Sesame Somen Noodles with Shiitake Mushrooms

Appetizers, Soups and Salads

Sesame Somen Noodles with Shiitake Mushrooms

“When I worked at Louie’s Backyard in Key West, we served a similar noodle salad with peanut butter. It was quite spice, but I prefer this milder preparation.” —Chef, The Brewery Gulch Inn


Servings: Makes 8 to 10 Servings

1 (12-ounce) package somen noodles
8 ounces shiitake mushrooms
½ cup plus 2 tablespoons extra virgin olive oil, divided
¼ cup toasted sesame oil
¼ cup rice wine vinegar
¼ cup shoyo or soy sauce
1 cup chopped scallions
½ cup honey
¼ cup chopped cilantro
1 tablespoon sambal paste or siracha*
¼ cup orange juice


Cook somen noodles in salted water and strain.
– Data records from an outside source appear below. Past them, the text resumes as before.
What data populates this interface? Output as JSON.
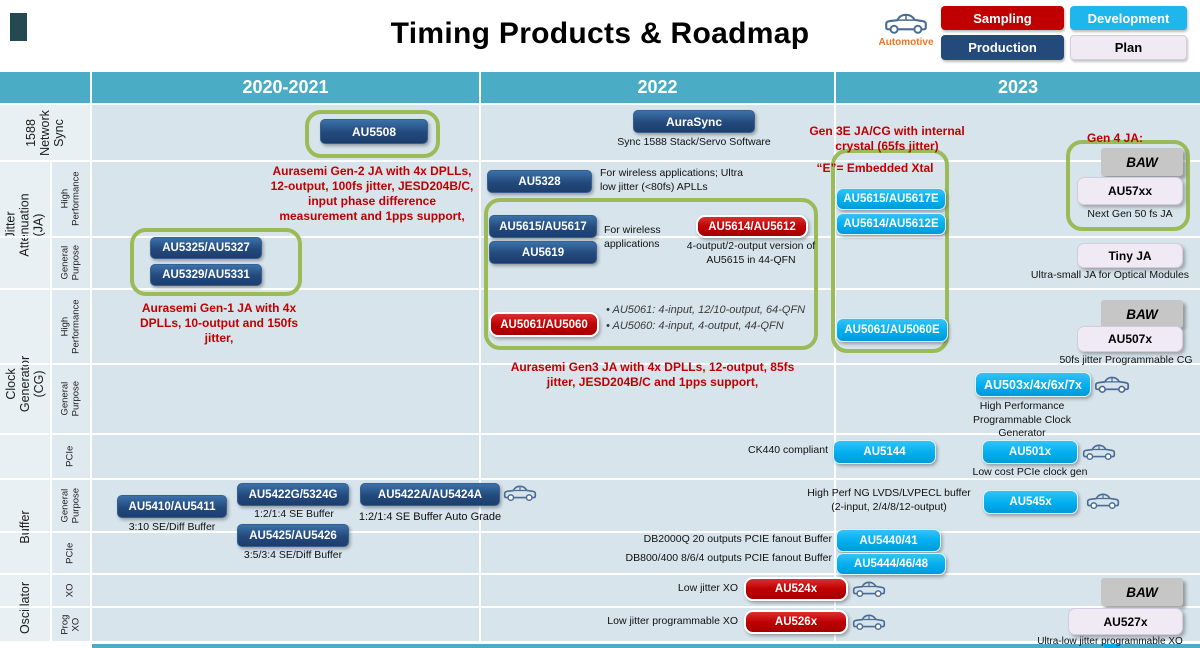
{
  "header": {
    "title": "Timing Products & Roadmap",
    "automotive_label": "Automotive",
    "legend": {
      "sampling": "Sampling",
      "development": "Development",
      "production": "Production",
      "plan": "Plan"
    }
  },
  "colors": {
    "sampling_red": "#C00000",
    "development_cyan": "#00AEEF",
    "production_blue": "#1F4E79",
    "plan_lavender": "#EFEAF4",
    "baw_gray": "#C6C6C6",
    "header_teal": "#4BACC6",
    "highlight_green": "#9BBB59",
    "annotation_red": "#C00000",
    "automotive_orange": "#ED7D31"
  },
  "columns": {
    "c1": "2020-2021",
    "c2": "2022",
    "c3": "2023"
  },
  "rows": {
    "sync": {
      "category": "1588 Network Sync"
    },
    "ja": {
      "category": "Jitter Attenuation (JA)",
      "subs": {
        "hp": "High Performance",
        "gp": "General Purpose"
      }
    },
    "cg": {
      "category": "Clock Generator (CG)",
      "subs": {
        "hp": "High Performance",
        "gp": "General Purpose",
        "pcie": "PCIe"
      }
    },
    "buffer": {
      "category": "Buffer",
      "subs": {
        "gp": "General Purpose",
        "pcie": "PCIe"
      }
    },
    "osc": {
      "category": "Oscillator",
      "subs": {
        "xo": "XO",
        "progxo": "Prog XO"
      }
    }
  },
  "products": {
    "au5508": "AU5508",
    "aurasync": "AuraSync",
    "au5328": "AU5328",
    "au5615_5617": "AU5615/AU5617",
    "au5619": "AU5619",
    "au5614_5612": "AU5614/AU5612",
    "au5615_5617e": "AU5615/AU5617E",
    "au5614_5612e": "AU5614/AU5612E",
    "baw": "BAW",
    "au57xx": "AU57xx",
    "tiny_ja": "Tiny JA",
    "au5325_5327": "AU5325/AU5327",
    "au5329_5331": "AU5329/AU5331",
    "au5061_5060": "AU5061/AU5060",
    "au5061_5060e": "AU5061/AU5060E",
    "au507x": "AU507x",
    "au503x": "AU503x/4x/6x/7x",
    "au5144": "AU5144",
    "au501x": "AU501x",
    "au5410_5411": "AU5410/AU5411",
    "au5422g": "AU5422G/5324G",
    "au5425_5426": "AU5425/AU5426",
    "au5422a": "AU5422A/AU5424A",
    "au545x": "AU545x",
    "au5440_41": "AU5440/41",
    "au5444_46_48": "AU5444/46/48",
    "au524x": "AU524x",
    "au526x": "AU526x",
    "au527x": "AU527x"
  },
  "annotations": {
    "gen2": "Aurasemi Gen-2 JA with 4x DPLLs,  12-output, 100fs jitter, JESD204B/C, input phase difference measurement and 1pps support,",
    "gen1": "Aurasemi Gen-1 JA with 4x DPLLs, 10-output and 150fs jitter,",
    "gen3": "Aurasemi Gen3 JA with 4x DPLLs, 12-output, 85fs jitter, JESD204B/C and 1pps support,",
    "gen3e": "Gen 3E JA/CG with internal crystal (65fs jitter)",
    "embedded_xtal": "“E”= Embedded Xtal",
    "gen4": "Gen 4 JA:"
  },
  "notes": {
    "aurasync_note": "Sync 1588 Stack/Servo Software",
    "au5328_note": "For wireless applications; Ultra low jitter (<80fs) APLLs",
    "wireless_note": "For wireless applications",
    "au5614_note": "4-output/2-output version of AU5615 in 44-QFN",
    "next_gen_note": "Next Gen 50 fs JA",
    "tiny_ja_note": "Ultra-small JA for Optical Modules",
    "au5061_bullet1": "• AU5061: 4-input, 12/10-output, 64-QFN",
    "au5061_bullet2": "• AU5060: 4-input, 4-output, 44-QFN",
    "au507x_note": "50fs jitter Programmable CG",
    "au503x_note": "High Performance Programmable Clock Generator",
    "ck440_note": "CK440 compliant",
    "au501x_note": "Low cost PCIe clock gen",
    "au5410_note": "3:10 SE/Diff Buffer",
    "au5422g_note": "1:2/1:4 SE Buffer",
    "au5425_note": "3:5/3:4 SE/Diff Buffer",
    "au5422a_note": "1:2/1:4 SE Buffer Auto Grade",
    "lvds_note": "High Perf NG LVDS/LVPECL buffer (2-input, 2/4/8/12-output)",
    "db2000_note": "DB2000Q  20 outputs PCIE fanout Buffer",
    "db800_note": "DB800/400 8/6/4 outputs PCIE fanout Buffer",
    "xo_note": "Low jitter XO",
    "progxo_note": "Low jitter programmable XO",
    "au527x_note": "Ultra-low jitter programmable XO"
  }
}
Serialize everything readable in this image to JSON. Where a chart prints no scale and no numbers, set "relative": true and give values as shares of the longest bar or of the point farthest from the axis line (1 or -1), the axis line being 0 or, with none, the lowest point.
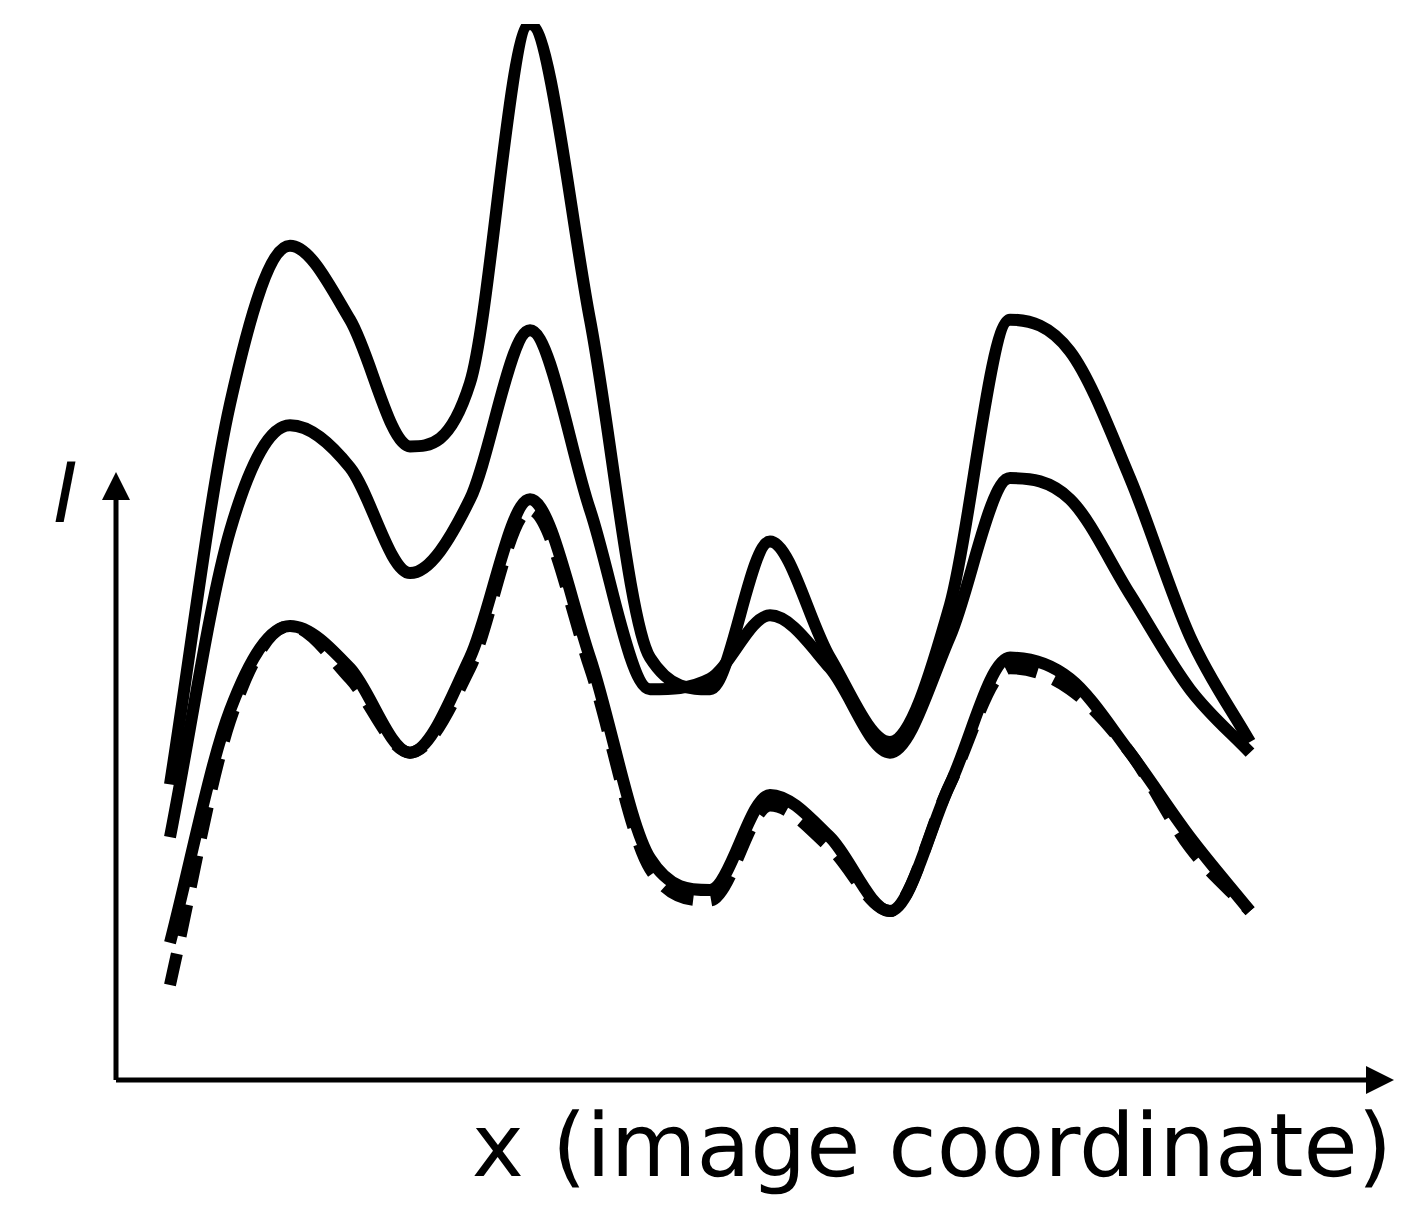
{
  "chart_data": {
    "type": "line",
    "relative": true,
    "xlabel": "x (image coordinate)",
    "ylabel": "I",
    "legend": false,
    "marker": "none",
    "categories": [
      null,
      null,
      null,
      null,
      null,
      null,
      null,
      null,
      null,
      null,
      null,
      null,
      null,
      null,
      null,
      null,
      null,
      null,
      null
    ],
    "series": [
      {
        "color": "#000000",
        "line_style": "solid",
        "values": [
          0.28,
          0.64,
          0.79,
          0.72,
          0.6,
          0.66,
          1,
          0.72,
          0.4,
          0.37,
          0.51,
          0.4,
          0.32,
          0.45,
          0.72,
          0.69,
          0.57,
          0.42,
          0.32
        ]
      },
      {
        "color": "#000000",
        "line_style": "solid",
        "values": [
          0.23,
          0.52,
          0.62,
          0.58,
          0.48,
          0.55,
          0.71,
          0.54,
          0.37,
          0.38,
          0.44,
          0.39,
          0.31,
          0.42,
          0.57,
          0.55,
          0.46,
          0.37,
          0.31
        ]
      },
      {
        "color": "#000000",
        "line_style": "solid",
        "values": [
          0.13,
          0.35,
          0.43,
          0.39,
          0.31,
          0.4,
          0.55,
          0.4,
          0.21,
          0.18,
          0.27,
          0.23,
          0.16,
          0.28,
          0.4,
          0.38,
          0.31,
          0.23,
          0.16
        ]
      },
      {
        "color": "#000000",
        "line_style": "dashed",
        "values": [
          0.09,
          0.34,
          0.43,
          0.38,
          0.31,
          0.39,
          0.54,
          0.39,
          0.2,
          0.17,
          0.26,
          0.22,
          0.16,
          0.28,
          0.39,
          0.37,
          0.31,
          0.22,
          0.16
        ]
      }
    ]
  }
}
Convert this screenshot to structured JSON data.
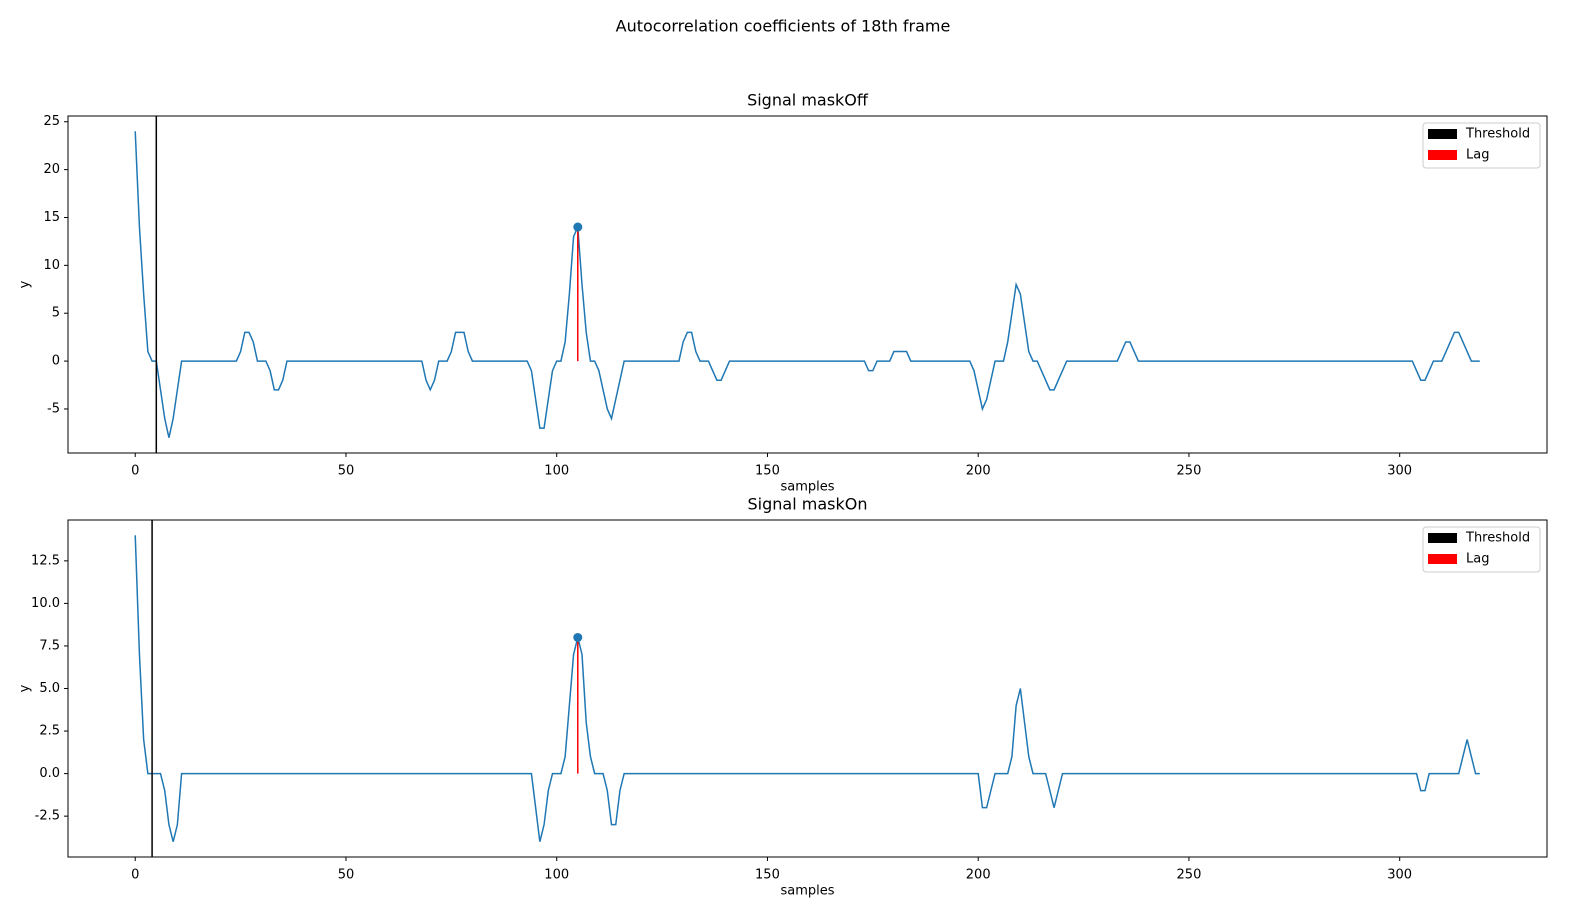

Remove stems and cut shiitake mushrooms into strips. Sauté mushrooms in 2 tablespoons of oil for 1 minute. In a large bowl, whisk together remaining ingredients. Toss noodles and shiitake mushrooms with dressing and serve at room temperature. *Sambal paste and siracha sauce can be found in any major grocery store on the international/Asian food aisle with other condiments.